Mehr Erzieher für die Landkreis-Kitas

Berchtesgadener Land – Die Kommunen setzen gerade alles daran, Kinderbetreuungsplätze zu schaffen. Nun stelle man sich vor, in den nächsten Jahren gibt es genug Plätze, die die Kommunen aber nicht anbieten können, weil die Erzieher fehlen. Ärgerlich. Um das zu vermeiden, will der Landkreis Berchtesgadener Land für die Einrichtungen in seinen Kommunen künftig »selbst« Erzieher ausbilden.

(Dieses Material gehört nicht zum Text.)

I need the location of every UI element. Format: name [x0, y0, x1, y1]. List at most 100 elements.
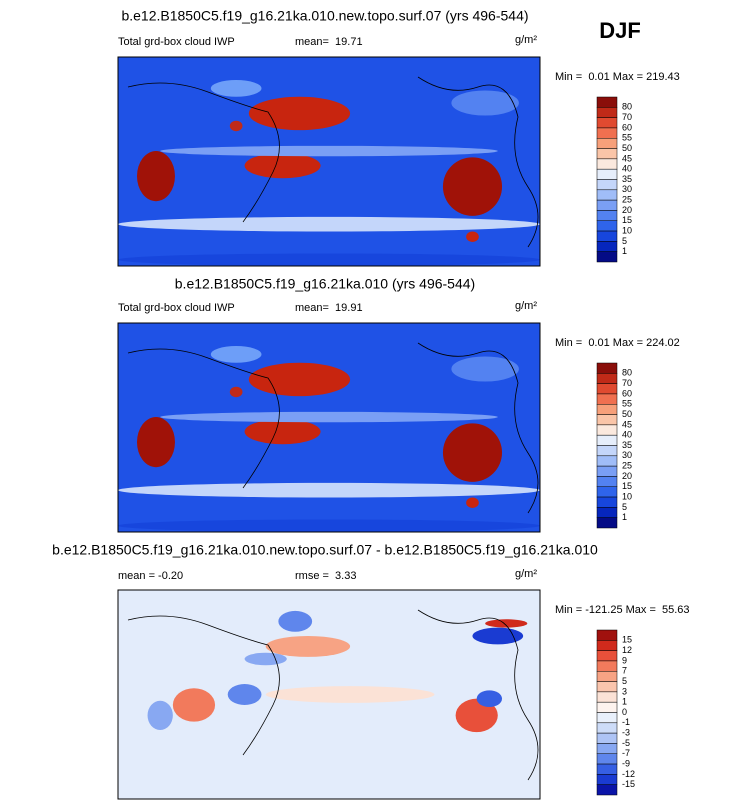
colorbar-label: 15: [622, 481, 632, 491]
colorbar-box: [596, 199, 618, 211]
variable-label: Total grd-box cloud IWP: [118, 36, 235, 48]
mean-label: mean= 19.71: [295, 36, 363, 48]
colorbar-label: 12: [622, 645, 632, 655]
colorbar-label: -15: [622, 779, 635, 789]
colorbar-label: 20: [622, 471, 632, 481]
field-contour: [147, 700, 173, 731]
field-contour: [278, 610, 313, 632]
field-contour: [210, 79, 262, 97]
mean-label: mean= 19.91: [295, 302, 363, 314]
colorbar-label: 20: [622, 205, 632, 215]
min-max-label: Min = -121.25 Max = 55.63: [555, 604, 690, 616]
colorbar-box: [596, 465, 618, 477]
colorbar-label: 35: [622, 174, 632, 184]
map: [117, 589, 541, 800]
map-frame: [117, 56, 541, 267]
colorbar-box: [596, 127, 618, 139]
map-frame: [117, 589, 541, 800]
colorbar-box: [596, 763, 618, 775]
coastline: [127, 342, 539, 514]
map-frame: [117, 322, 541, 533]
colorbar-label: 5: [622, 502, 627, 512]
colorbar-label: 25: [622, 461, 632, 471]
colorbar-label: -12: [622, 769, 635, 779]
colorbar-label: 10: [622, 225, 632, 235]
field-contour: [248, 96, 351, 131]
coastline: [127, 76, 539, 248]
field-contour: [160, 145, 498, 157]
units-label: g/m²: [515, 34, 537, 46]
colorbar-box: [596, 507, 618, 518]
field-contour: [160, 411, 498, 423]
colorbar-box: [596, 230, 618, 242]
field-contour: [248, 362, 351, 397]
colorbar-box: [596, 158, 618, 170]
colorbar-box: [596, 96, 618, 108]
colorbar-label: -5: [622, 738, 630, 748]
colorbar-label: 1: [622, 246, 627, 256]
colorbar-box: [596, 373, 618, 384]
colorbar-box: [596, 774, 618, 785]
colorbar-box: [596, 251, 618, 263]
colorbar-box: [596, 496, 618, 508]
colorbar-label: 35: [622, 440, 632, 450]
colorbar-box: [596, 445, 618, 457]
colorbar-box: [596, 210, 618, 221]
units-label: g/m²: [515, 568, 537, 580]
field-contour: [118, 482, 540, 498]
colorbar-box: [596, 671, 618, 682]
map: [117, 322, 541, 533]
colorbar-box: [596, 712, 618, 724]
colorbar-label: 25: [622, 195, 632, 205]
colorbar-label: 15: [622, 635, 632, 645]
colorbar-label: 80: [622, 102, 632, 112]
colorbar-label: 1: [622, 697, 627, 707]
colorbar-box: [596, 476, 618, 487]
field-contour: [265, 635, 351, 657]
colorbar-label: 5: [622, 676, 627, 686]
colorbar-label: 50: [622, 409, 632, 419]
colorbar-label: 0: [622, 707, 627, 717]
field-contour: [442, 157, 503, 216]
min-max-label: Min = 0.01 Max = 224.02: [555, 337, 680, 349]
colorbar-box: [596, 486, 618, 498]
coastline: [127, 609, 539, 781]
rmse-label: rmse = 3.33: [295, 570, 356, 582]
colorbar-label: 40: [622, 430, 632, 440]
field-contour: [466, 497, 479, 508]
colorbar-box: [596, 148, 618, 160]
colorbar-label: 5: [622, 236, 627, 246]
field-contour: [451, 356, 519, 382]
colorbar-box: [596, 138, 618, 149]
colorbar-box: [596, 743, 618, 754]
field-contour: [455, 698, 498, 733]
colorbar-label: 9: [622, 655, 627, 665]
colorbar-box: [596, 404, 618, 415]
colorbar-box: [596, 681, 618, 693]
colorbar-box: [596, 179, 618, 191]
field-contour: [229, 120, 243, 132]
field-contour: [118, 253, 540, 266]
colorbar-label: 55: [622, 399, 632, 409]
colorbar-label: -1: [622, 717, 630, 727]
colorbar-box: [596, 784, 618, 796]
colorbar-box: [596, 168, 618, 180]
min-max-label: Min = 0.01 Max = 219.43: [555, 71, 680, 83]
colorbar-box: [596, 393, 618, 405]
colorbar-box: [596, 701, 618, 713]
colorbar-box: [596, 650, 618, 662]
colorbar-label: 15: [622, 215, 632, 225]
panel-title: b.e12.B1850C5.f19_g16.21ka.010 (yrs 496-…: [175, 276, 475, 292]
colorbar-label: 45: [622, 153, 632, 163]
field-contour: [227, 684, 262, 705]
colorbar-box: [596, 660, 618, 672]
colorbar-box: [596, 383, 618, 395]
colorbar-box: [596, 732, 618, 744]
field-contour: [172, 688, 216, 722]
colorbar-box: [596, 220, 618, 232]
field-contour: [118, 216, 540, 232]
field-contour: [466, 231, 479, 242]
field-contour: [118, 519, 540, 532]
colorbar-box: [596, 517, 618, 529]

Er plant ab dem Schuljahr 2024/25 eine Staatliche Fachakademie für Sozialpädagogik am Staatlichen Beruflichen Schulungszentrum Berchtesgadener Land Freilassing (BSZ). Das Angebot soll, wie nach den Vorstellungen des Kreisausschusses in der gestrigen Sitzung für Frauen und Männer gleichermaßen gelten. Die Sachaufwandsträgerschaft übernimmt der Landkreis.

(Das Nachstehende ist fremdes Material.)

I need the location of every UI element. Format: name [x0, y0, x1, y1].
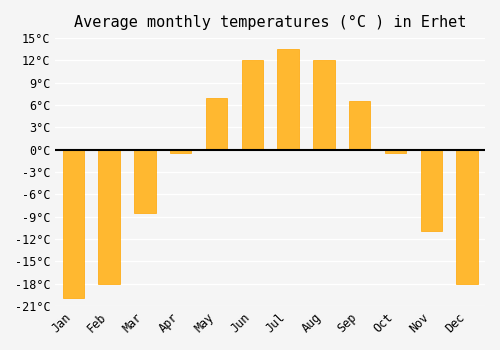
Bar	[456, 150, 478, 284]
Bar	[385, 150, 406, 153]
Bar	[134, 150, 156, 213]
Bar	[420, 150, 442, 231]
Title: Average monthly temperatures (°C ) in Erhet: Average monthly temperatures (°C ) in Er…	[74, 15, 466, 30]
Bar	[349, 102, 370, 150]
Bar	[98, 150, 120, 284]
Bar	[206, 98, 228, 150]
Bar	[278, 49, 299, 150]
Bar	[313, 61, 334, 150]
Bar	[170, 150, 192, 153]
Bar	[62, 150, 84, 299]
Bar	[242, 61, 263, 150]
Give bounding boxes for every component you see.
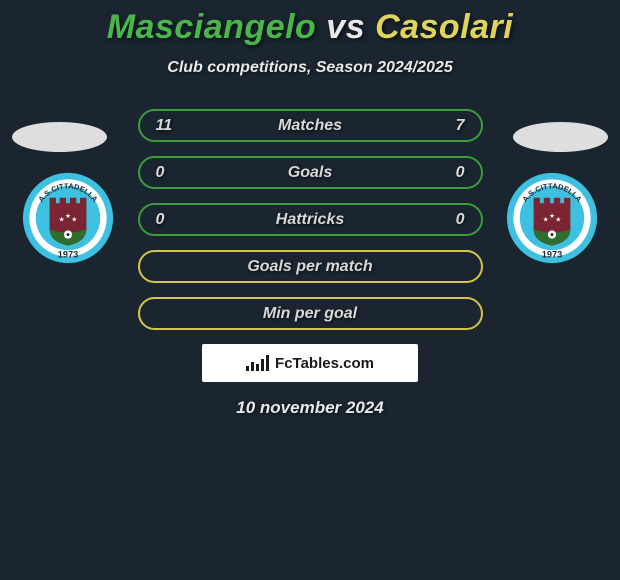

Angehende Erzieher aus dem Landkreis besuchen aktuell die privaten Fachakademien des Diakonischen Werkes in Mühldorf oder Traunstein oder die Staatliche Fachakademie für Sozialpädagogik am Staatlichen Beruflichen Schulzentrum Traunstein. Der Landkreis finanziert die Ausbildungsstätten anteilig der Schülerzahlen mit. 2021 zahlte er insgesamt 81 200 Euro an die drei Einrichtungen, wobei mehr als die Hälfte davon an die Fachakademie der Diakonie in Traunstein gingen.

Die wird gut und gerne besucht von den hiesigen angehenden Erziehern, kann aber wegen Raummangels nicht mehr alle Bewerber aufnehmen. Daher hatte Landrat Bernhard Kern im Bayerischen Staatsministerium für Unterricht und Kultus angefragt, ob eine Außenstelle in Freilassing möglich wäre. Kultusminister Dr. Michael Piazolo lehnte das ab, schlug aber eine Staatliche Fachakademie im Landkreis vor. Das ist möglich, weil es im Landkreis keine konkurrierende Fachakademie eines privaten Trägers gibt und weil in Bischofswiesen bereits die Berufsfachschule für Kinderpflege der CJD Christophorusschulen Berchtesgaden angesiedelt ist. Deren Absolventen können sich als staatlich geprüfte Kinderpfleger an der Staatlichen Fachakademie in Freilassing weiterbilden zum Erzieher. Alternativ können Frauen und Männer nach einem sozialpädagogischen Einführungsjahr, mit einer abgeschlossenen Berufsausbildung oder mit (Fach-) Abitur an die Fachakademie wechseln.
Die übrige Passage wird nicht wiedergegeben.